Jailbreak: Voice Onrush – Review

  

You can run… 
 

I must confess I do love a good stealth ’em up, and resultantly have spent a great deal of my time as a gamer concealed in cardboard boxes, lurking in shadows and waiting patiently for just the right time to pounce from my hidey-hole and slit an unsuspecting goon’s throat. 

So Jailbreak: Voice Onrush, with its blend of sneaky action and strategic enemy evasion, instantly grabbed my attention. And just wouldn’t let go.

The game begins abruptly. Cast as a female kidnapee, you come to your senses locked inside a tiny room within a crumbling asylum. With no recollection of how you got there, or what your mysterious captors’ intentions are, understandably your first instinct is to snatch the nearest key-card and get the hell out.

Throbbing electronica and eery aural effects help get the heart pumping and set the tone perfectly for this thrilling dash through a complex network of dimly lit corridors. While the top-down perspective and rudimentary pixel graphics recall Solid Snake’s classic outings.

Broken up into a series of fast-paced mazes where bumping into an baddie means you’re toast, levels take obvious inspiration from arcade legend Pac-Man, yet the atmospherics and initial environments- the creepy medical facility, a computer lab filled with blinking terminals and so forth- put an interesting techno-noirish spin on the whole thing.

So while the game (intentionally) looks like a throwback to the 80’s, the gameplay feels fresh and quickly gets pretty damn addictive. Each stage of Jailbreak tasks you with more the less the same set of objectives- traverse the maze trying to find a hidden object (keys, crow-bars, switches etc), steer clear of enemies and and reach the exit in one piece.

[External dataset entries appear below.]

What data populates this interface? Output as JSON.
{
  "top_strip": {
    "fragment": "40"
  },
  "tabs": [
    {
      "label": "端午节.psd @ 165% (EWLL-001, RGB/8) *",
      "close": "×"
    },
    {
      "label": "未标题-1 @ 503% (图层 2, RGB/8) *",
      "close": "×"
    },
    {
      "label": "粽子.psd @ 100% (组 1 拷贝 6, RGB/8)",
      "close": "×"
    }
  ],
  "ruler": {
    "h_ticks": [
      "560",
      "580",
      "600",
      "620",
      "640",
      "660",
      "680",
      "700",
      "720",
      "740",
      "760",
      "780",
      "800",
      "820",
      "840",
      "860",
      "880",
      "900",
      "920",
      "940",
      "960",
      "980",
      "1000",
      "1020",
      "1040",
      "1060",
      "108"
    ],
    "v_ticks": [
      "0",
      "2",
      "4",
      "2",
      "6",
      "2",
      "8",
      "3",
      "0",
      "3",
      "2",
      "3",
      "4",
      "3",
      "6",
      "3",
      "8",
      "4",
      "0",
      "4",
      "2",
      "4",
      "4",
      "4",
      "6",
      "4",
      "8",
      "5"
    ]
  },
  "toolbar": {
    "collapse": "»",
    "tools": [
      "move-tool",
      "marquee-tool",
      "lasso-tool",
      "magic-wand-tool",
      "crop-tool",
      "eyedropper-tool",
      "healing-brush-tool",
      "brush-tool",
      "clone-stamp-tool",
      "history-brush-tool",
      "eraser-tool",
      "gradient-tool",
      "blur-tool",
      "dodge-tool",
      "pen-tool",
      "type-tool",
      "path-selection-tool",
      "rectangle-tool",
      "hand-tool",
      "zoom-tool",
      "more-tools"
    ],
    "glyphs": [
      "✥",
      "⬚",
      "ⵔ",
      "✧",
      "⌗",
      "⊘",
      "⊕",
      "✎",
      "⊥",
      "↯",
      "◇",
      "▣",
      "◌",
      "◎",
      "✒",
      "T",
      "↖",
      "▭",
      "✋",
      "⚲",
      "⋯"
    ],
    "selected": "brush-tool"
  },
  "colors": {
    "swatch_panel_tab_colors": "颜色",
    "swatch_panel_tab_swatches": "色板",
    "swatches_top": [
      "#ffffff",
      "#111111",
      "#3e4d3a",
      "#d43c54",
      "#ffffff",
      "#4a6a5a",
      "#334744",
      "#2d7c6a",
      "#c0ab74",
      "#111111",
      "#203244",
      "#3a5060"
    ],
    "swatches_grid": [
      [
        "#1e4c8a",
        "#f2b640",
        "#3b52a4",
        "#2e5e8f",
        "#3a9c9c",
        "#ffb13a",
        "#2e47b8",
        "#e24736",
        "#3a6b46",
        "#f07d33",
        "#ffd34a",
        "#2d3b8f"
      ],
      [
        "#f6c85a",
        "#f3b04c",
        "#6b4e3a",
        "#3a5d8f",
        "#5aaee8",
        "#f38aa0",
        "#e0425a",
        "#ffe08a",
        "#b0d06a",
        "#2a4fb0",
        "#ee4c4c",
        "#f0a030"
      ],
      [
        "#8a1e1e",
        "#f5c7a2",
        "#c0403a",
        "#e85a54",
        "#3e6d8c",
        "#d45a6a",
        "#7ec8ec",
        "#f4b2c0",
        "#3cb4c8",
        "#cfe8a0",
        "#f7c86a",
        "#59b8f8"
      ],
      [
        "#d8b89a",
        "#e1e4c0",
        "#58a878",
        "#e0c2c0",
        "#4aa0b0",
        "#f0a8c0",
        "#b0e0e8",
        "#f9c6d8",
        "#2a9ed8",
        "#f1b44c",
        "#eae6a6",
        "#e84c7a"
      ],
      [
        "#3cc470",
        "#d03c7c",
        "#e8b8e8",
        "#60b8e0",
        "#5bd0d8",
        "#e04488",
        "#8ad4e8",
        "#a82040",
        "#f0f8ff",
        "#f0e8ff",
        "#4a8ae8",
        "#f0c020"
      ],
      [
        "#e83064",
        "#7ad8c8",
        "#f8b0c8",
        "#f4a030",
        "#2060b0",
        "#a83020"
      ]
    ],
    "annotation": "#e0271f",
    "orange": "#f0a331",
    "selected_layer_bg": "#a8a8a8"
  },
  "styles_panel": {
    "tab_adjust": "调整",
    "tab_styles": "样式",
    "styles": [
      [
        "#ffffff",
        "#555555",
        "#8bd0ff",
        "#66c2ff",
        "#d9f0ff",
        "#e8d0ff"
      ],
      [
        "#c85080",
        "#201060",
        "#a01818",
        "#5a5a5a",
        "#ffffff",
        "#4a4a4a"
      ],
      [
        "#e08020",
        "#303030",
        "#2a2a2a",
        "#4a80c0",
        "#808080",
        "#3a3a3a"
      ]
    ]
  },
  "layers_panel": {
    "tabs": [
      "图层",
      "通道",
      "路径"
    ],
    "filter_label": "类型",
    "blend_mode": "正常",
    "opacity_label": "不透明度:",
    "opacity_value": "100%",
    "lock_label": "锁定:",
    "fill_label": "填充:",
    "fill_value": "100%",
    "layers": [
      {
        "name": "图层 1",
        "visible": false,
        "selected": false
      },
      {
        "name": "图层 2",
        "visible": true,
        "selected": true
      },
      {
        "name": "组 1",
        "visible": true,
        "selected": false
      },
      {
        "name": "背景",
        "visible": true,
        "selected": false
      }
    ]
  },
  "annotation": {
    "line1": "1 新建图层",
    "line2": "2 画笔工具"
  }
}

It should get repetitive, but an array of special items that briefly furnish your character with outlandish super-powers (e.g. enhanced senses, extra speed, teleportation), the diversity between play areas/enemy types and break-neck pacing, means it never does.

The main event, the cat-and-mouse chases are incredibly exciting and strike the perfect balance between being frustratingly difficult and just-one-more-go addictive. Honestly I was glued to my device for the duration!

And for the best part I absolutely adored every panic-stricken second of the game, although did have some minor reservations. 

Awkward controls sullied the experience to begin with, but ditching the swipe set-up for the joystick soon solved these teething problems (there’s also an accelerometer option for good measure). And while the main game is disappointingly short, unlockable extra modes go some way to ensuring you won’t feel short-changed.

At only 99 cents this comes highly recommended for those of you seeking a decent stealth game or just some old-school arcade kicks.

iFanzine Verdict: Metal Gear meets Pacman played out against a delightful backdrop of pixel styled labyrinthian settings. A bit short, but still a non stop thrill-fest from beginning to end.